A chave para entender esse limite está na própria língua hebraica. A palavra para sacrifício, korbán, compartilha a raiz com karov (próximo) e hikriv (aproximar). O ensinamento da Torá parece ser que, em momentos determinados, devemos buscar essa aproximação, mas não todo o tempo. O propósito de Levítico não é o ritual pelo ritual, mas o estabelecimento de um protocolo de intimidade segura.
Quando avançamos para a parashá Kedushim, recebemos o antídoto para o excesso de Nadav e Avihu. O mandamento “Sereis santos, porque Eu, o Eterno, vosso Deus, sou santo” (Lev. 19:2) não é seguido por instruções de isolamento meditativo, mas por leis sobre deixar para o necessitado a produção que está às bordas do nosso campo, não roubar, não mentir e, culminando no famoso, “amarás o teu próximo como a ti mesmo”.
A mensagem que emerge destas parashiot combinadas é clara: a verdadeira busca pelo Divino deve nos tornar mais humanos, e não menos.

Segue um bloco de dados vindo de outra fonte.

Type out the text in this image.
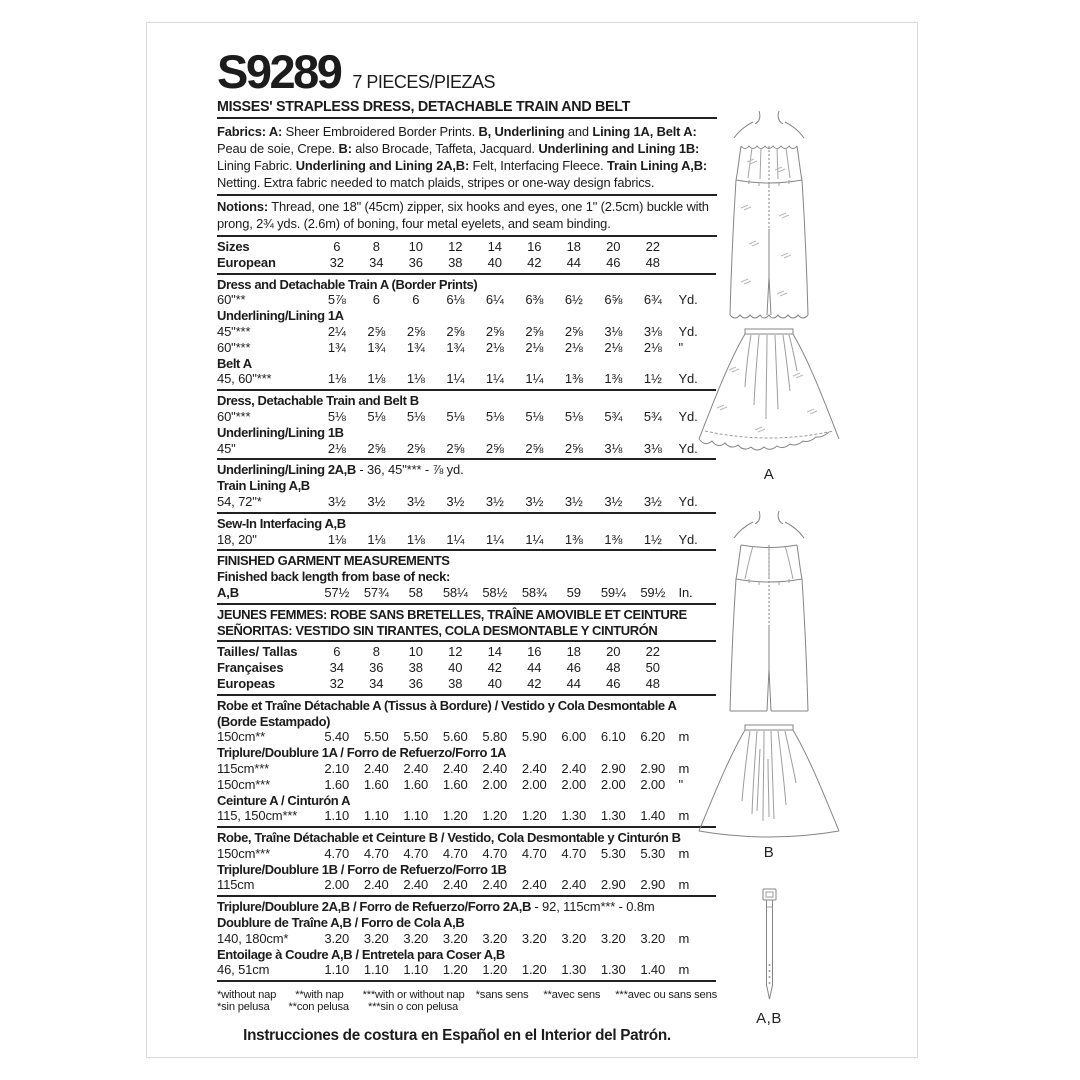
S9289 7 PIECES/PIEZAS
MISSES' STRAPLESS DRESS, DETACHABLE TRAIN AND BELT
Fabrics: A: Sheer Embroidered Border Prints. B, Underlining and Lining 1A, Belt A: Peau de soie, Crepe. B: also Brocade, Taffeta, Jacquard. Underlining and Lining 1B: Lining Fabric. Underlining and Lining 2A,B: Felt, Interfacing Fleece. Train Lining A,B: Netting. Extra fabric needed to match plaids, stripes or one-way design fabrics.
Notions: Thread, one 18" (45cm) zipper, six hooks and eyes, one 1" (2.5cm) buckle with prong, 2¾ yds. (2.6m) of boning, four metal eyelets, and seam binding.
Sizes	6	8	10	12	14	16	18	20	22
European	32	34	36	38	40	42	44	46	48
Dress and Detachable Train A (Border Prints)
60"**	5⅞	6	6	6⅛	6¼	6⅜	6½	6⅝	6¾	Yd.
Underlining/Lining 1A
45"***	2¼	2⅝	2⅝	2⅝	2⅝	2⅝	2⅝	3⅛	3⅛	Yd.
60"***	1¾	1¾	1¾	1¾	2⅛	2⅛	2⅛	2⅛	2⅛	"
Belt A
45, 60"***	1⅛	1⅛	1⅛	1¼	1¼	1¼	1⅜	1⅜	1½	Yd.
Dress, Detachable Train and Belt B
60"***	5⅛	5⅛	5⅛	5⅛	5⅛	5⅛	5⅛	5¾	5¾	Yd.
Underlining/Lining 1B
45"	2⅛	2⅝	2⅝	2⅝	2⅝	2⅝	2⅝	3⅛	3⅛	Yd.
Underlining/Lining 2A,B - 36, 45"*** - ⅞ yd.
Train Lining A,B
54, 72"*	3½	3½	3½	3½	3½	3½	3½	3½	3½	Yd.
Sew-In Interfacing A,B
18, 20"	1⅛	1⅛	1⅛	1¼	1¼	1¼	1⅜	1⅜	1½	Yd.
FINISHED GARMENT MEASUREMENTS
Finished back length from base of neck:
A,B	57½	57¾	58	58¼	58½	58¾	59	59¼	59½	In.
JEUNES FEMMES: ROBE SANS BRETELLES, TRAÎNE AMOVIBLE ET CEINTURE
SEÑORITAS: VESTIDO SIN TIRANTES, COLA DESMONTABLE Y CINTURÓN
Tailles/ Tallas	6	8	10	12	14	16	18	20	22
Françaises	34	36	38	40	42	44	46	48	50
Europeas	32	34	36	38	40	42	44	46	48
Robe et Traîne Détachable A (Tissus à Bordure) / Vestido y Cola Desmontable A (Borde Estampado)
150cm**	5.40	5.50	5.50	5.60	5.80	5.90	6.00	6.10	6.20	m
Triplure/Doublure 1A / Forro de Refuerzo/Forro 1A
115cm***	2.10	2.40	2.40	2.40	2.40	2.40	2.40	2.90	2.90	m
150cm***	1.60	1.60	1.60	1.60	2.00	2.00	2.00	2.00	2.00	"
Ceinture A / Cinturón A
115, 150cm***	1.10	1.10	1.10	1.20	1.20	1.20	1.30	1.30	1.40	m
Robe, Traîne Détachable et Ceinture B / Vestido, Cola Desmontable y Cinturón B
150cm***	4.70	4.70	4.70	4.70	4.70	4.70	4.70	5.30	5.30	m
Triplure/Doublure 1B / Forro de Refuerzo/Forro 1B
115cm	2.00	2.40	2.40	2.40	2.40	2.40	2.40	2.90	2.90	m
Triplure/Doublure 2A,B / Forro de Refuerzo/Forro 2A,B - 92, 115cm*** - 0.8m
Doublure de Traîne A,B / Forro de Cola A,B
140, 180cm*	3.20	3.20	3.20	3.20	3.20	3.20	3.20	3.20	3.20	m
Entoilage à Coudre A,B / Entretela para Coser A,B
46, 51cm	1.10	1.10	1.10	1.20	1.20	1.20	1.30	1.30	1.40	m
*without nap **with nap ***with or without nap *sans sens **avec sens ***avec ou sans sens
*sin pelusa **con pelusa ***sin o con pelusa
Instrucciones de costura en Español en el Interior del Patrón.
A
B
A,B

Se a nossa espiritualidade nos absorve a ponto de não vermos as “pessoas concretas” ao nosso redor, estamos “morrendo” por excesso de proximidade.
Sacralizar a vida (fazer um korbán) significa pegar o que temos de mais elevado e trazer para o chão da existência. O propósito de se aproximar de Deus é retornar ao mundo com mais sensibilidade para cumprir nossa responsabilidade com o outro.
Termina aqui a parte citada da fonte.